Writing

Adjust Conventions Expectations

Posted on February 07, 2017

Adjust Conventions Expectations

Of the six traits, five traits are obvious when students read their writing aloud. Only one trait requires looking at the writing--the trait of conventions.

The trait of conventions assesses the level of correctness found in a piece. Conventions include spelling, capitalization, punctuation, and grammar. Anything you can "fix" falls under this trait.

As we teach our students the tools and the rules of conventions, it's important to include something more than just the rules. We need to teach students how to adjust their conventions--to change their grammar and mechanics based on the purpose and the topic. Conventions change based on what we're writing about, the reasons we're writing, and even the writing stages.

For example, when we write a first draft, we lower our expectations of conventions. In a first draft, a writer focuses on the trait of ideas rather than on how to spell every word correctly.

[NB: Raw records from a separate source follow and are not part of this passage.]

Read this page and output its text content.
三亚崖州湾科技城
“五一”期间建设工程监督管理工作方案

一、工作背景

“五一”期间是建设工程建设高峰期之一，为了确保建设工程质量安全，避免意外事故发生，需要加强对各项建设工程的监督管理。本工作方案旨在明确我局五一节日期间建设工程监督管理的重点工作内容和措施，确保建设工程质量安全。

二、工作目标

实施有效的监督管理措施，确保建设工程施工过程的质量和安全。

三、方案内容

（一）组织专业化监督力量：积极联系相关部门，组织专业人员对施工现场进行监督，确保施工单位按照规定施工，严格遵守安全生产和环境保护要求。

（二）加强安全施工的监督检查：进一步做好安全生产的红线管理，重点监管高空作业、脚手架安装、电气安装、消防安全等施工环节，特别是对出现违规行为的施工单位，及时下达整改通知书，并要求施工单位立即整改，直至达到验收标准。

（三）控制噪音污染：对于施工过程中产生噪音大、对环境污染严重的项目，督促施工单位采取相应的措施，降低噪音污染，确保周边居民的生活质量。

However, we raise the bar of expectations as we move toward a final draft.

Another reason writers adjust their convention expectations is to fit different types or genres of writing. Take for example text messaging. When it comes to text messaging, abbreviations and symbols (e.g., ur, 2moro, 2nit, l8r, etc.) are commonplace. While this type of writing is not appropriate for most classroom writing, it is what readers expect in text messaging. In fact spelling all words out when texting isn't necessarily appropriate for that genre. It breaks the convention rules for texting!

Adjust Conventions Expecations

Take time to show students examples of formal and less formal conventions. Explain to students how to determine the level of correctness expected in different writing situations. Make sure they know what level you expect when you give them an assignment. Remember, it's not a matter of right or wrong conventions. It's all about adjusting conventions for purpose, audience, and topic.